There is a giant difference between painting an image by hand versus applying a cheezy oil paint filter to a photograph.
I've seen professional landscape photographers do gallery shows where prints were output to types of canvas and either framed or just pulled and stapled over wood stretcher bars. But they weren't applying pretentious paint-like filters to their work.
Most professional painters in the fine arts scene and professional illustrators who draw and paint by hand do various things to the imagery that cannot be created in a camera, much less some $15 photo filter. They get away from photo-realism using a wide variety of approaches.

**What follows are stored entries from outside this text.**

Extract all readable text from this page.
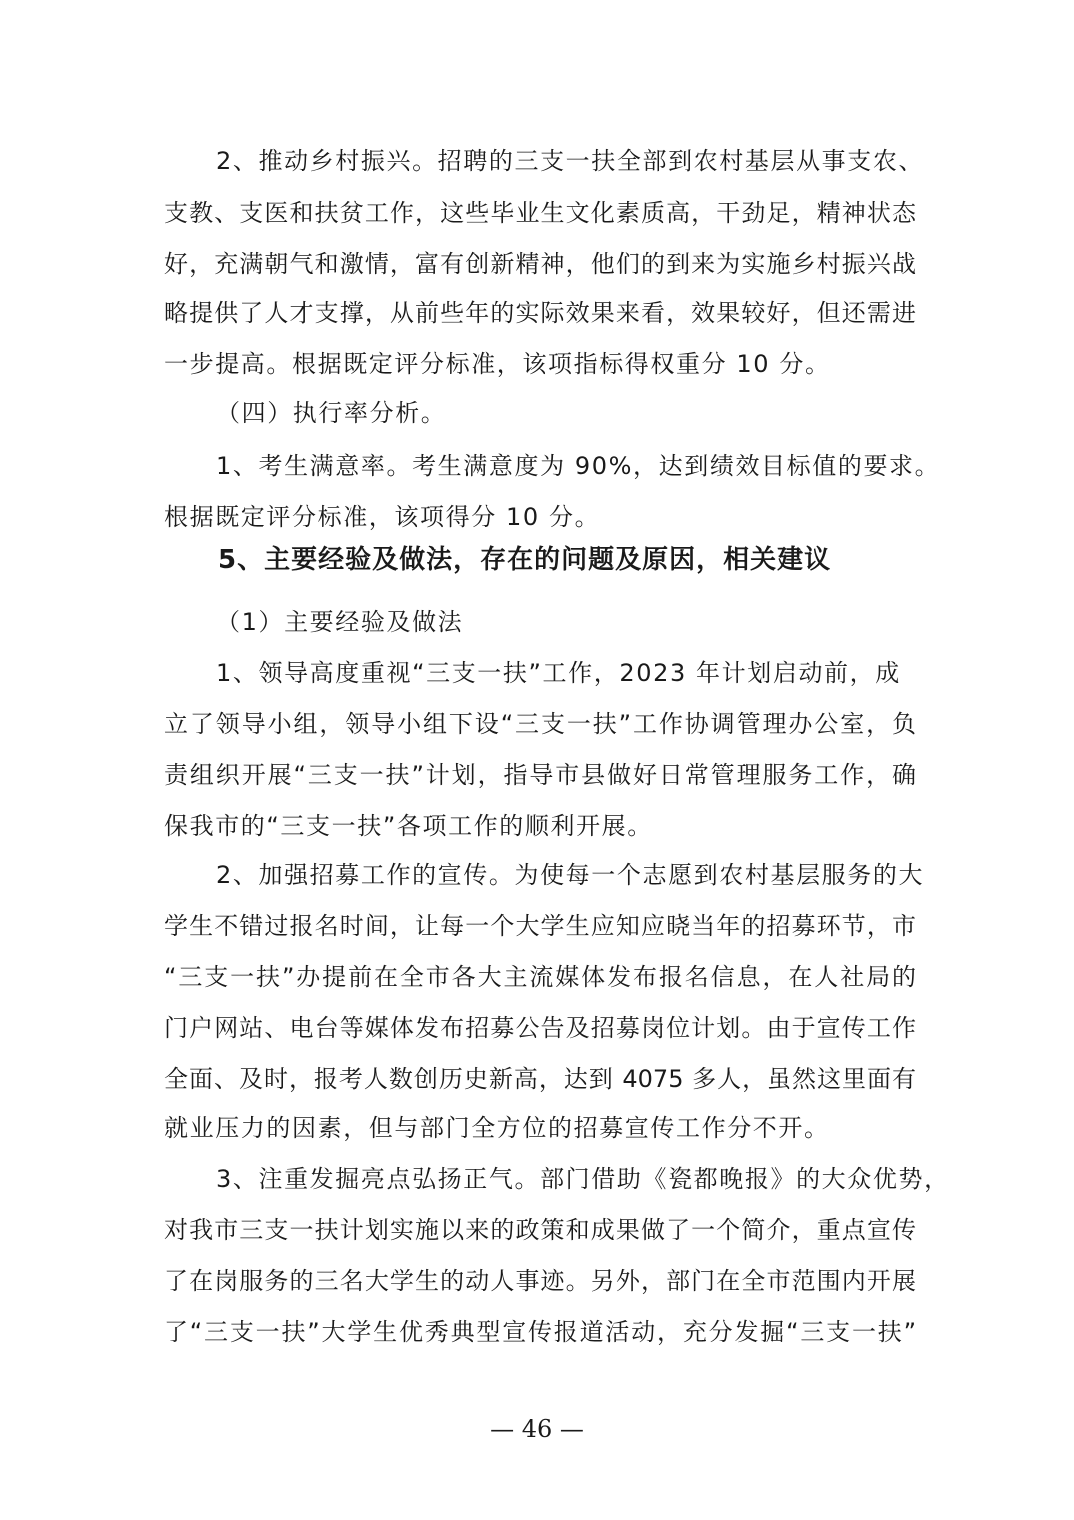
2、推动乡村振兴。招聘的三支一扶全部到农村基层从事支农、
支教、支医和扶贫工作，这些毕业生文化素质高，干劲足，精神状态
好，充满朝气和激情，富有创新精神，他们的到来为实施乡村振兴战
略提供了人才支撑，从前些年的实际效果来看，效果较好，但还需进
一步提高。根据既定评分标准，该项指标得权重分 10 分。
（四）执行率分析。
1、考生满意率。考生满意度为 90%，达到绩效目标值的要求。
根据既定评分标准，该项得分 10 分。
5、主要经验及做法，存在的问题及原因，相关建议
（1）主要经验及做法
1、领导高度重视“三支一扶”工作，2023 年计划启动前，成
立了领导小组，领导小组下设“三支一扶”工作协调管理办公室，负
责组织开展“三支一扶”计划，指导市县做好日常管理服务工作，确
保我市的“三支一扶”各项工作的顺利开展。
2、加强招募工作的宣传。为使每一个志愿到农村基层服务的大
学生不错过报名时间，让每一个大学生应知应晓当年的招募环节，市
“三支一扶”办提前在全市各大主流媒体发布报名信息，在人社局的
门户网站、电台等媒体发布招募公告及招募岗位计划。由于宣传工作
全面、及时，报考人数创历史新高，达到 4075 多人，虽然这里面有
就业压力的因素，但与部门全方位的招募宣传工作分不开。
3、注重发掘亮点弘扬正气。部门借助《瓷都晚报》的大众优势，
对我市三支一扶计划实施以来的政策和成果做了一个简介，重点宣传
了在岗服务的三名大学生的动人事迹。另外，部门在全市范围内开展
了“三支一扶”大学生优秀典型宣传报道活动，充分发掘“三支一扶”
— 46 —
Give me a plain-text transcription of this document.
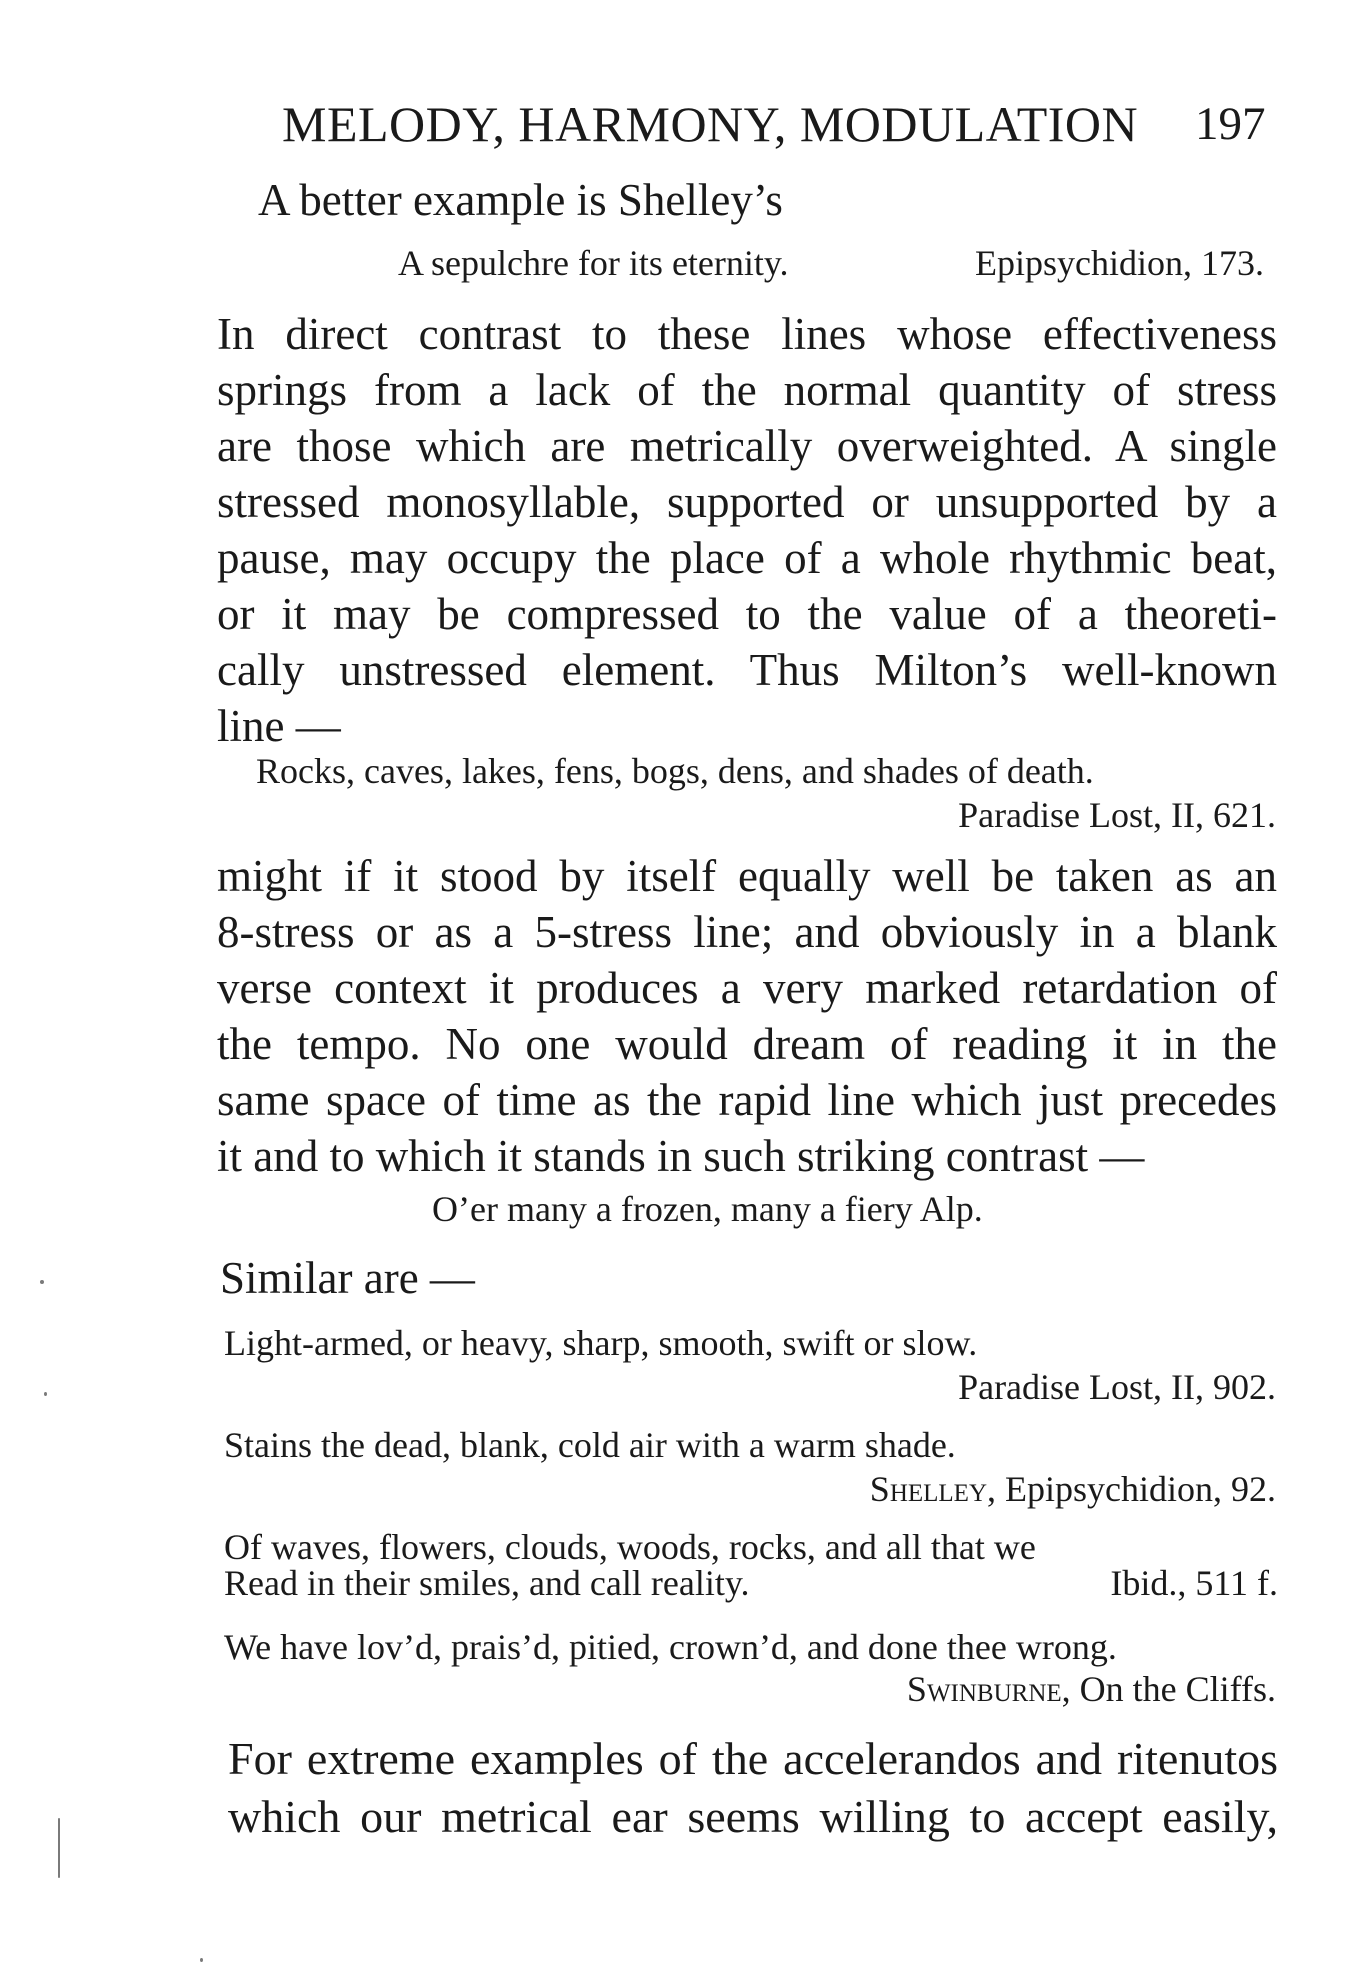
MELODY, HARMONY, MODULATION 197
A better example is Shelley’s
A sepulchre for its eternity.	Epipsychidion, 173.
In direct contrast to these lines whose effectiveness
springs from a lack of the normal quantity of stress
are those which are metrically overweighted. A single
stressed monosyllable, supported or unsupported by a
pause, may occupy the place of a whole rhythmic beat,
or it may be compressed to the value of a theoreti-
cally unstressed element. Thus Milton’s well-known
line —
Rocks, caves, lakes, fens, bogs, dens, and shades of death.
Paradise Lost, II, 621.
might if it stood by itself equally well be taken as an
8-stress or as a 5-stress line; and obviously in a blank
verse context it produces a very marked retardation of
the tempo. No one would dream of reading it in the
same space of time as the rapid line which just precedes
it and to which it stands in such striking contrast —
O’er many a frozen, many a fiery Alp.
Similar are —
Light-armed, or heavy, sharp, smooth, swift or slow.
Paradise Lost, II, 902.
Stains the dead, blank, cold air with a warm shade.
Shelley, Epipsychidion, 92.
Of waves, flowers, clouds, woods, rocks, and all that we
Read in their smiles, and call reality.	Ibid., 511 f.
We have lov’d, prais’d, pitied, crown’d, and done thee wrong.
Swinburne, On the Cliffs.
For extreme examples of the accelerandos and ritenutos
which our metrical ear seems willing to accept easily,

Computers are growing ever faster and more powerful. But they're still hamstrung in a bunch of areas, such as being able to understand the sorts of abstract factors that go into artistic creativity. A bunch of that has more to do with gut feeling than math. Even simple visual problems will elude computers. Photoshop has been around for over 30 years and it still can't create a proper 3D chisel effect on letters without bowling out all the corners. It takes human decision to know how to treat the corners and letter joins. That's what makes it easy to tell the difference between a
sign with hand-carved prismatic letters versus something made automatic on a routing table. The notion of a
computer making a piece of fine art from scratch is a whole other quantum realm.
However, there is one thing that will make artists and painters obsolete in the future. Artists and painters will be gone if no one wants to buy any of their work. If the stuff they produce has no value then they'll be out of business.